L'ouvrage regorgera d'ordres de bataille, d'inventaires quant aux arsenaux (de l'armement léger à l'armement lourd). L'analyse sera moins prépondérante que dans Forces armées africaines, par exemple en présentant seulement de façon succincte le contexte géopolitique pour se focaliser sur les armées africaines de cette période troublée, leurs moyens, leur organisation, leurs défauts et leurs qualités.

  QUI SUIS-JE ?  

Je travaille depuis longtemps sur les questions de défense avec une passion première pour l'Histoire militaire et une autre passion... pour l'Afrique !
J'ai participé à la rédaction de livres, dont l'original Viet Cong and NVA tunnels and fortifications of the Vietnam War chez Osprey Publishing, à deux articles pour Batailles & Blindés (éditions Caraktère, fabuleuse expérience mais trop courte pour des circonstances "hors champ", avec un rédac' chef en or, Yann MAHE pour ne pas le citer !) ; à des travaux divers comme récemment un Focus stratégique pour l'Institut français des relations internationales (IFRI) sur les frontières africaines et un regard quant à leur sécurisation. Et puis, j'ai participé à des consultances au profit du ministère des Armées.

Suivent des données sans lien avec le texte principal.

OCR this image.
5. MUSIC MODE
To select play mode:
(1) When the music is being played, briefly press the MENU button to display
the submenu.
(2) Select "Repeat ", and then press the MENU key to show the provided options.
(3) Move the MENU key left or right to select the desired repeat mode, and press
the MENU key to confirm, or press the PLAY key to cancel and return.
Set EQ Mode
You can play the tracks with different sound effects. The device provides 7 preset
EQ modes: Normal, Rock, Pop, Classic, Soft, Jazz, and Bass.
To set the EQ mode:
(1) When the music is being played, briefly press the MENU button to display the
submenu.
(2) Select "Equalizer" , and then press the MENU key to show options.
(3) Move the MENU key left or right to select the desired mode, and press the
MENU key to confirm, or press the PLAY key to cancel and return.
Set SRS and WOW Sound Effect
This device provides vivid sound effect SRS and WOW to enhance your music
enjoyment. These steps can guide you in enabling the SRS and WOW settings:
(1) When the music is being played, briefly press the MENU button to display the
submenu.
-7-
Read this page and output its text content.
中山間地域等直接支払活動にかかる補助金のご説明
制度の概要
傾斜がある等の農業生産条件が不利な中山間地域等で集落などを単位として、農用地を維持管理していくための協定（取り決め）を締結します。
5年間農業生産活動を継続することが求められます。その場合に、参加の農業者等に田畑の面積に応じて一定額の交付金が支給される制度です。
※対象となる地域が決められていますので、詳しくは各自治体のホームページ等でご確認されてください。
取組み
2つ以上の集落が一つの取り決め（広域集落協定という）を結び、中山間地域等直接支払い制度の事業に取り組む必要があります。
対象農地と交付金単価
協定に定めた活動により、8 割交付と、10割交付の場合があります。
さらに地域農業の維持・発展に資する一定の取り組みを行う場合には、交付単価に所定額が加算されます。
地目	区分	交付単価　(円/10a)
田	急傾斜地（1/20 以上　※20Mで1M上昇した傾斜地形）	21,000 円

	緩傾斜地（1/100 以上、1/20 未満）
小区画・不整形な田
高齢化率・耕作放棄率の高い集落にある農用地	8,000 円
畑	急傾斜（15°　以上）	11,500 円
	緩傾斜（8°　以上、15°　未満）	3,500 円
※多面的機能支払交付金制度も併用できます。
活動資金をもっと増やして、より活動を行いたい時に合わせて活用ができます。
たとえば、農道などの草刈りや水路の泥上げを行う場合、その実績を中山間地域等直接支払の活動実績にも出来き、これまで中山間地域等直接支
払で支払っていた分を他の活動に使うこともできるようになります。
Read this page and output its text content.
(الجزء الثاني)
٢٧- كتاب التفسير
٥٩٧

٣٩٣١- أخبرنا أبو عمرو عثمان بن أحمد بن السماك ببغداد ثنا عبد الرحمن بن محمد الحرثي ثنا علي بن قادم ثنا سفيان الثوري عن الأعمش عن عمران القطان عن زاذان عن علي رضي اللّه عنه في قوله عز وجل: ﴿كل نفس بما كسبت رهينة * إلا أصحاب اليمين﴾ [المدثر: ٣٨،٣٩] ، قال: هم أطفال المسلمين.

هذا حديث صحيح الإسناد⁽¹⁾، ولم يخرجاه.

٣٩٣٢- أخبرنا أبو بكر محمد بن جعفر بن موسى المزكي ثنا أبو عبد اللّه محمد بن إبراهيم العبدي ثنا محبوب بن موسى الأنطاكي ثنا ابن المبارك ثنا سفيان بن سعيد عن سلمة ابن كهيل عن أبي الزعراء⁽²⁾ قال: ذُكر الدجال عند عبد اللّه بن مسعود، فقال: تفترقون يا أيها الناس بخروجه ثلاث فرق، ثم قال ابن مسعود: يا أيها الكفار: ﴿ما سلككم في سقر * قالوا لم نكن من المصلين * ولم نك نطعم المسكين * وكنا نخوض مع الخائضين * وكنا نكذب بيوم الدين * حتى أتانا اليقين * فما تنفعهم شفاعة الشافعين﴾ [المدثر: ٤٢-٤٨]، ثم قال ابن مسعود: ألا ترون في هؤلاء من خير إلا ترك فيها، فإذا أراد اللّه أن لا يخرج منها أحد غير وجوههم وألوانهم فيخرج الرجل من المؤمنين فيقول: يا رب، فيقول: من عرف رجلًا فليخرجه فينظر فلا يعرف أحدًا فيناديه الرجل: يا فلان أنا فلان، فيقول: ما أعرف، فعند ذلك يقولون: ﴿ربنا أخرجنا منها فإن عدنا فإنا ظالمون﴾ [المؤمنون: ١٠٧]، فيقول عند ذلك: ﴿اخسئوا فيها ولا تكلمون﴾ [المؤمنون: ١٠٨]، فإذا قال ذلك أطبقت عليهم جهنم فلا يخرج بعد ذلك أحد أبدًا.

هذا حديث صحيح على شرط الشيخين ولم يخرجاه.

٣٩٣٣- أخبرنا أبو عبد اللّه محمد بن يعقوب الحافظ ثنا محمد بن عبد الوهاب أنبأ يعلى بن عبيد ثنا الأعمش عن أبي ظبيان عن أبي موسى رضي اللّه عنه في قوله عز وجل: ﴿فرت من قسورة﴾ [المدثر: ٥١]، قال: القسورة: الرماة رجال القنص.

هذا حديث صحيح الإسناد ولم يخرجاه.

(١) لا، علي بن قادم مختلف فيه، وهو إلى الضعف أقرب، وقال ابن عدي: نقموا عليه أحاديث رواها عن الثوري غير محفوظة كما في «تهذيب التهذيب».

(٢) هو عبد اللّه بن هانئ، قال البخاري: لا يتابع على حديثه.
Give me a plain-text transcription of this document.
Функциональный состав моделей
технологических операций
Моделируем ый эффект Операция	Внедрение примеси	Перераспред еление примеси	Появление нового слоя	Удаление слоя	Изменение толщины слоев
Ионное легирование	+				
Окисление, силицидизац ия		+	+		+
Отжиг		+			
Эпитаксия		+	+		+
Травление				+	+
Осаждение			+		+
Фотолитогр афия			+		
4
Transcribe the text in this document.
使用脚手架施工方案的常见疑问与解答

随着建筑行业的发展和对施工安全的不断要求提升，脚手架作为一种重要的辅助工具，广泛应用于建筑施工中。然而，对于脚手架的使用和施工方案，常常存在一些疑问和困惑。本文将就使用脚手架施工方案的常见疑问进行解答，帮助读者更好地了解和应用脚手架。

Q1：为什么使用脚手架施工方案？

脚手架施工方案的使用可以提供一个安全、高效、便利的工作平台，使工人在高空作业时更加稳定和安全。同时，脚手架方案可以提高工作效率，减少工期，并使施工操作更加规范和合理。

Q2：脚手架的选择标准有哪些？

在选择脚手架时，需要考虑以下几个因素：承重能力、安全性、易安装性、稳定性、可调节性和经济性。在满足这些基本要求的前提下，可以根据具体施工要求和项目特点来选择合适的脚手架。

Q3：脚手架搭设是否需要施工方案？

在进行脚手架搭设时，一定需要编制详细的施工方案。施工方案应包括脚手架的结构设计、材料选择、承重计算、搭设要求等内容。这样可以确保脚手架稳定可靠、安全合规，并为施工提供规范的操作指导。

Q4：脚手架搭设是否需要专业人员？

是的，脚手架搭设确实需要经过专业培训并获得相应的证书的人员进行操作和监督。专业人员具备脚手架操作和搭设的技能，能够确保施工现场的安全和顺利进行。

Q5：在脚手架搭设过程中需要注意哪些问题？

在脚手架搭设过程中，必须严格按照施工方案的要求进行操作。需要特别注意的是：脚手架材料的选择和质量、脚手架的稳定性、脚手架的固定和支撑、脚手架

Tout aussi récemment, j'ai eu la chance de collaborer avec Michel GOYA à un ouvrage au format Kindle consacré aux changements de mentalités et d'approches opérationnelles dans les armées africaines face aux groupes armés (Une révolution militaire africaine).

Actuellement je collabore au magazine Défense & sécurité internationale (chez Areion), avec un non moins fantastique rédac' chef (Joseph HENROTIN) pour des articles sur les armées africaines (surprenant, non ? Voir par exemple celui au sujet des qualités des forces armées africaines). Et bien entendu, je suis l'auteur de Forces armées africaines 2016-2017 et du futur Forces armées africaines 2020 !

Deuxième photo/choix 2 pour l'illustration de couverture de l'édition 2020 : soldats maliens du Bataillon Autonome des Forces Spéciales au cours d'un entraînement au Burkina Faso ; même des armées africaine avec une mauvaise "image" progressent difficilement mais sûrement, avec de vraies capacités tactiques qui s'améliorent et de belles qualités humaines parmi les personnels. Beaucoup reste à faire, mais des bases sont là (photo USAFRICOM).